Geovanni. The paper you cite gives a useful insight into the complexities of approval by FDA. Thank you for citing it. The Parsortix device is inextricably linked to the subsequent use of the isolated cancer cell, both the subsequent genetic or other testing , and the intended therapeutic /treatment activity that follows. I suspect there will be no problem for the FDA with the isolation of CDCs using Parsortix, but there is potential for problems arising from the validity of the subsequent investigations performed on the cell contents, etc in determining treatment.
Oxygen is essential to the process of oxobiodegradation.The rate of degradation is presumably determined by the pO2 in some way. So in buried material, or at the bottom of the sea, where pO2 is very low, degradation will be very slow. Think of leaves buried at the bottom of a compost heap, (or a fossilised leaf) They do not decompose. The point I am making is that there will always be some circumstances in which oxobiodegradation does not work as well as where there is plenty of oxygen, and these examples can be used by detractors, competitors, or mad professors etc,.
An oxobiodegradable bag will not break down buried in soil where the oxygen saturation is near zero. A no brainer. I think SYM is unlikely to make £££ from this technology, and is more likely to make money from its other products.
This bit of kit, wondrous in its simplicity, is leading to the certain extinction of the hit and miss methods of extracting cancer DNA from whole blood. There was a long article in the Times puffing this process earlier in the week, and I guess a large number of researchers have built their career on it. Time to retire, and let Parsortix do an infinitely better job.
When AGL gets FDA approval, as I understand it, this will be specifically for application to breast cancer, and that further submissions have to be made for use in other malignancies, eg prostate, lung, bowel lymphoma etc,. Am I right, or is this FDA approval generic? in reference to ennombrede, I think that it is unlikely that Parsortix will have a place in health MOTs, as Parsortix picks up circulating tumour cells, which implies metastatic disease, and thus will not pick up primary tumours that have yet to metastasise.
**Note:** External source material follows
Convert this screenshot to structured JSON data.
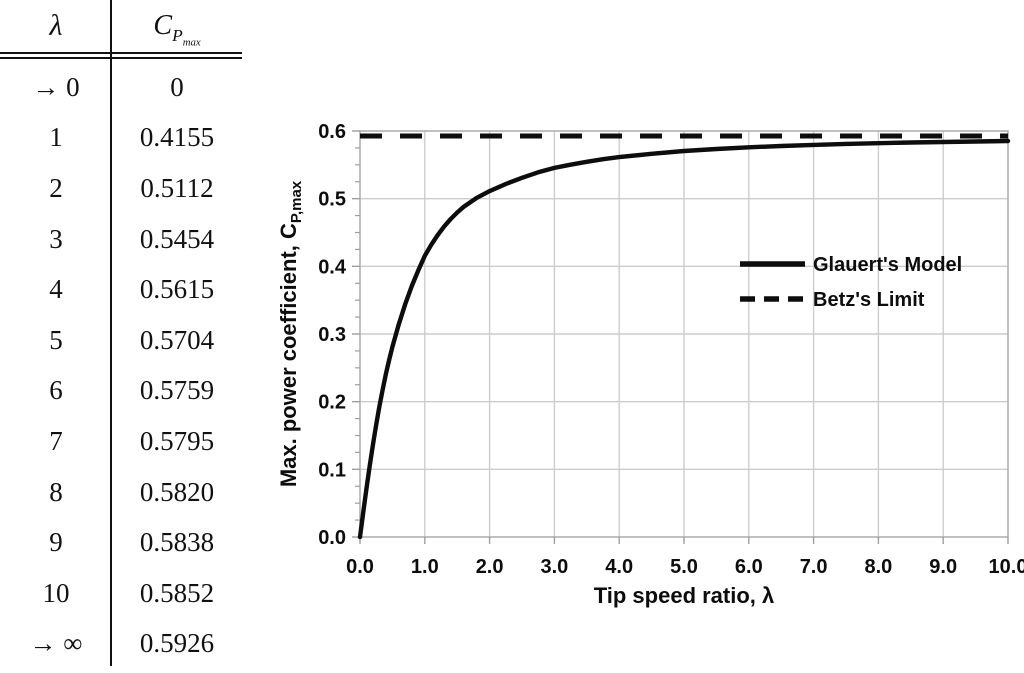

Cabby Could the recent SP move, which was sustained during this last week and which was finished off with an 8% rise yesterday, be a hint that there is someone stalking AGL while, as you suggest, the price is not too high? it could . of course, just be that folk are beginning to realise that this simple bit of kit is a complete winner. I hope it is not taken out as I think there is far more in it for PIs if it stays independent. It is worth remembering that there are a number of very big players who have made links with AGL (can't remember all names just now; but including Abbott, Quiagen, Phillips) who would be reluctant to see their relationship shift from one with AGL to one with another large pharma company that takes over AGL. Happy days!